Created 06-15-2016 06:13 AM
After built Atlas, I just only set the ATLAS_HOME_DIR in atlas-env.sh, and other settings, in atlas-env.sh and atlas-application.properties, are default.
I try to import metadata according http://atlas.apache.org/Bridge-Hive.html
After set $HIVE_CONF_DIR, I found that I can't set following configuration in atlas-application.properties.
<property> <name>atlas.cluster.name</name> <value>primary</value> </property>
This is a XML style code, but the atlas-application.properties is not XML style, so I can't add this.
I am wondering if the official guide of atlas is not accurate?
Then I skip this setting, run import-hive.sh. It showed following:
Exception in thread "main" org.apache.hadoop.hive.ql.metadata.HiveException: java.lang.RuntimeException: Unable to instantiate org.apache.hadoop.hive.ql.metadata.SessionHiveMetaStoreClient Caused by: java.lang.RuntimeException: Unable to instantiate org.apache.hadoop.hive.ql.metadata.SessionHiveMetaStoreClient Caused by: java.lang.reflect.InvocationTargetException Caused by: javax.jdo.JDOFatalInternalException: Error creating transactional connection factory NestedThrowables: java.lang.reflect.InvocationTargetException Caused by: org.datanucleus.exceptions.NucleusException: Attempt to invoke the "BONECP" plugin to create a ConnectionPool gave an error : The specified datastore driver ("com.mysql.jdbc.Driver") was not found in the CLASSPATH. Please check your CLASSPATH specification, and the name of the driver. Caused by: org.datanucleus.store.rdbms.connectionpool.DatastoreDriverNotFoundException: The specified datastore driver ("com.mysql.jdbc.Driver") was not found in the CLASSPATH. Please check your CLASSPATH specification, and the name of the driver.

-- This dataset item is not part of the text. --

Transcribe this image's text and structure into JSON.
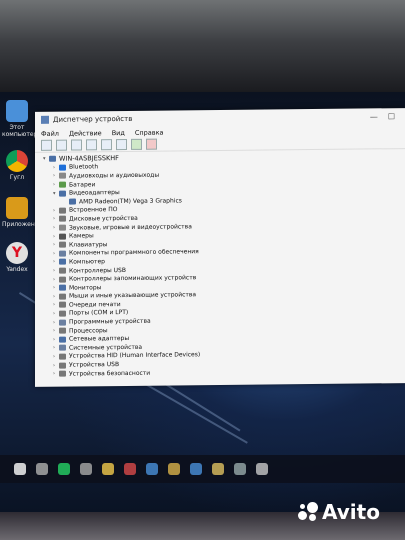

in order to import metadata into Atlas, what could I do next ?
Created 06-15-2016 06:56 AM
Looks like there is typo in the documentation. The below config block should be added to hive-site.xml.
<property> <name>atlas.cluster.name</name> <value>primary</value> </property>
Also, the issue here is, metastoreclient requires "com.mysql.jdbc.Driver" class to be added to the classpath. So can you please download the appropriate jar for the above class(for example: http://central.maven.org/maven2/mysql/mysql-connector-java/5.1.18/mysql-connector-java-5.1.18.jar) and place it under ATLAS_HOME/bridge/hive path. This should fix the issue.
Let me know if you face any issues further after following the above steps. Happy to help!!
-Ayub Khan
Created 06-25-2016 01:04 AM
@Ayub Pathan
These issues still exist.
Firstly, I type "hive" and enter the Hive CLI. When I type "show tables;", then it report the errors like this:
hive.exec.post.hooks Class not found:org.apache.atlas.hive.hook.HiveHook
Then export HIVE_AUX_JARS_PATH, and I run the services of hiveserver2 and metastore by using command: "hiveserver2" and "hive --service metastore".
It will report the errors like this:
Exception in thread "main" java.lang.NoClassDefFoundError: com/google/gson/GsonBuilder
And the imported metadata also have no lineage data. What can I do next ?
As shown following, there is my atlas-application.properties :
(Most of them are default settings, I never change them. Should I delete the comments of atlas.lineage.*.*.*?)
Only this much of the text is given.